# devlog 2024-04-25

_Author: Tyler Coles_

Testing cache utilities. This script:
1. tests that reading and writing from archives works,
2. checks that we can choose to gzip or not, and
3. measures the impact of gzipping on read/write time and file size.

In [2]:
import os
import shutil
import tempfile

from epymorph import geo_library
from epymorph.geo.static import StaticGeoFileOps as F

# Our subject geo can be anything, but this one is a useful demo because it's sizeable.
geo = geo_library['maricopa_cbg_2019']()

tempdir = tempfile.mkdtemp()

print("Save a geo without compression:")
%timeit F.save_as_archive(geo, f"{tempdir}/geo.tar")
print("Read a geo without compression:")
%timeit F.load_from_archive(f"{tempdir}/geo.tar")

print()

print("Save a geo compressed:")
%timeit F.save_as_archive(geo, f"{tempdir}/geo.tgz")
print("Read a geo with compression:")
%timeit F.load_from_archive(f"{tempdir}/geo.tgz")

print()

size_tar = os.path.getsize(f"{tempdir}/geo.tar")
size_tgz = os.path.getsize(f"{tempdir}/geo.tgz")

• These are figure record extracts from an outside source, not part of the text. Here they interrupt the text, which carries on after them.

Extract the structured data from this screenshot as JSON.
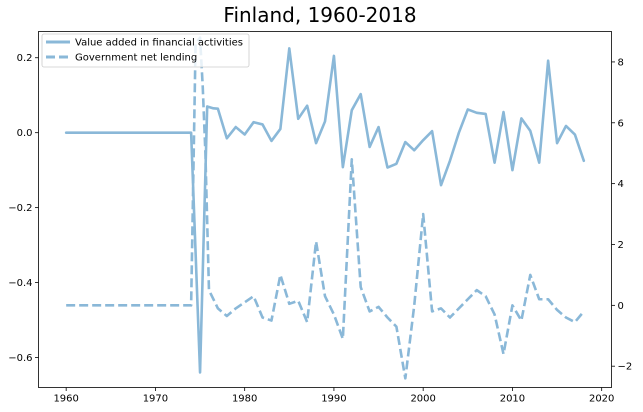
{
  "chart_data": {
    "type": "line",
    "title": "Finland, 1960-2018",
    "xlabel": "",
    "ylabel": "",
    "xlim": [
      1956.9,
      2021.1
    ],
    "ylim_left": [
      -0.68,
      0.27
    ],
    "ylim_right": [
      -2.7,
      9.0
    ],
    "x_ticks": [
      1960,
      1970,
      1980,
      1990,
      2000,
      2010,
      2020
    ],
    "y_ticks_left": [
      0.2,
      0.0,
      -0.2,
      -0.4,
      -0.6
    ],
    "y_ticks_left_labels": [
      "0.2",
      "0.0",
      "−0.2",
      "−0.4",
      "−0.6"
    ],
    "y_ticks_right": [
      8,
      6,
      4,
      2,
      0,
      -2
    ],
    "y_ticks_right_labels": [
      "8",
      "6",
      "4",
      "2",
      "0",
      "−2"
    ],
    "grid": false,
    "legend_position": "top-left",
    "color": "#8ab8d8",
    "series": [
      {
        "name": "Value added in financial activities",
        "axis": "left",
        "style": "solid",
        "points": [
          [
            1960,
            0.0
          ],
          [
            1961,
            0.0
          ],
          [
            1962,
            0.0
          ],
          [
            1963,
            0.0
          ],
          [
            1964,
            0.0
          ],
          [
            1965,
            0.0
          ],
          [
            1966,
            0.0
          ],
          [
            1967,
            0.0
          ],
          [
            1968,
            0.0
          ],
          [
            1969,
            0.0
          ],
          [
            1970,
            0.0
          ],
          [
            1971,
            0.0
          ],
          [
            1972,
            0.0
          ],
          [
            1973,
            0.0
          ],
          [
            1974,
            0.0
          ],
          [
            1975,
            -0.64
          ],
          [
            1975.8,
            0.07
          ],
          [
            1976.5,
            0.065
          ],
          [
            1977,
            0.064
          ],
          [
            1978,
            -0.015
          ],
          [
            1979,
            0.015
          ],
          [
            1980,
            -0.005
          ],
          [
            1981,
            0.028
          ],
          [
            1982,
            0.022
          ],
          [
            1983,
            -0.022
          ],
          [
            1984,
            0.01
          ],
          [
            1985,
            0.225
          ],
          [
            1986,
            0.037
          ],
          [
            1987,
            0.072
          ],
          [
            1988,
            -0.028
          ],
          [
            1989,
            0.03
          ],
          [
            1990,
            0.205
          ],
          [
            1991,
            -0.092
          ],
          [
            1992,
            0.06
          ],
          [
            1993,
            0.103
          ],
          [
            1994,
            -0.038
          ],
          [
            1995,
            0.015
          ],
          [
            1996,
            -0.093
          ],
          [
            1997,
            -0.083
          ],
          [
            1998,
            -0.025
          ],
          [
            1999,
            -0.047
          ],
          [
            2000,
            -0.02
          ],
          [
            2001,
            0.004
          ],
          [
            2002,
            -0.14
          ],
          [
            2003,
            -0.075
          ],
          [
            2004,
            0.0
          ],
          [
            2005,
            0.062
          ],
          [
            2006,
            0.053
          ],
          [
            2007,
            0.05
          ],
          [
            2008,
            -0.08
          ],
          [
            2009,
            0.055
          ],
          [
            2010,
            -0.1
          ],
          [
            2011,
            0.038
          ],
          [
            2012,
            0.005
          ],
          [
            2013,
            -0.08
          ],
          [
            2014,
            0.192
          ],
          [
            2015,
            -0.028
          ],
          [
            2016,
            0.018
          ],
          [
            2017,
            -0.005
          ],
          [
            2018,
            -0.075
          ]
        ]
      },
      {
        "name": "Government net lending",
        "axis": "right",
        "style": "dashed",
        "points": [
          [
            1960,
            0.0
          ],
          [
            1961,
            0.0
          ],
          [
            1962,
            0.0
          ],
          [
            1963,
            0.0
          ],
          [
            1964,
            0.0
          ],
          [
            1965,
            0.0
          ],
          [
            1966,
            0.0
          ],
          [
            1967,
            0.0
          ],
          [
            1968,
            0.0
          ],
          [
            1969,
            0.0
          ],
          [
            1970,
            0.0
          ],
          [
            1971,
            0.0
          ],
          [
            1972,
            0.0
          ],
          [
            1973,
            0.0
          ],
          [
            1974,
            0.0
          ],
          [
            1974.5,
            8.6
          ],
          [
            1975,
            8.8
          ],
          [
            1975.3,
            7.2
          ],
          [
            1975.6,
            5.0
          ],
          [
            1976,
            0.5
          ],
          [
            1977,
            -0.1
          ],
          [
            1978,
            -0.35
          ],
          [
            1979,
            -0.1
          ],
          [
            1980,
            0.1
          ],
          [
            1981,
            0.3
          ],
          [
            1982,
            -0.4
          ],
          [
            1983,
            -0.5
          ],
          [
            1984,
            1.0
          ],
          [
            1985,
            0.05
          ],
          [
            1986,
            0.15
          ],
          [
            1987,
            -0.55
          ],
          [
            1988,
            2.1
          ],
          [
            1989,
            0.3
          ],
          [
            1990,
            -0.3
          ],
          [
            1991,
            -1.1
          ],
          [
            1992,
            4.8
          ],
          [
            1993,
            0.6
          ],
          [
            1994,
            -0.2
          ],
          [
            1995,
            -0.05
          ],
          [
            1996,
            -0.4
          ],
          [
            1997,
            -0.7
          ],
          [
            1998,
            -2.4
          ],
          [
            1999,
            0.0
          ],
          [
            2000,
            3.0
          ],
          [
            2001,
            -0.2
          ],
          [
            2002,
            -0.1
          ],
          [
            2003,
            -0.4
          ],
          [
            2004,
            -0.1
          ],
          [
            2005,
            0.2
          ],
          [
            2006,
            0.5
          ],
          [
            2007,
            0.3
          ],
          [
            2008,
            -0.3
          ],
          [
            2009,
            -1.6
          ],
          [
            2010,
            0.0
          ],
          [
            2011,
            -0.5
          ],
          [
            2012,
            1.0
          ],
          [
            2013,
            0.2
          ],
          [
            2014,
            0.2
          ],
          [
            2015,
            -0.15
          ],
          [
            2016,
            -0.4
          ],
          [
            2017,
            -0.55
          ],
          [
            2018,
            -0.2
          ]
        ]
      }
    ]
  }
}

print(f"Bytes as a tar: {size_tar:>9,}")
print(f"Bytes as a tgz: {size_tgz:>9,}")
print(f"Compression ratio: {(size_tgz / size_tar):.1%}")

shutil.rmtree(tempdir)

# NOTE: the %timeit magics break isort and autopep8, so you're on your own for formatting

Save a geo without compression:
17.8 ms ± 2.71 ms per loop (mean ± std. dev. of 7 runs, 100 loops each)
Read a geo without compression:
3.74 ms ± 73.2 µs per loop (mean ± std. dev. of 7 runs, 100 loops each)

Save a geo compressed:
20.6 ms ± 134 µs per loop (mean ± std. dev. of 7 runs, 10 loops each)
Read a geo with compression:
4.87 ms ± 57.6 µs per loop (mean ± std. dev. of 7 runs, 100 loops each)

Bytes as a tar:   153,600
Bytes as a tgz:   134,722
Compression ratio: 87.7%


## Conclusion

We get decent savings in bytes by storing geos gzipped, and it doesn't take much longer to read and write. ✓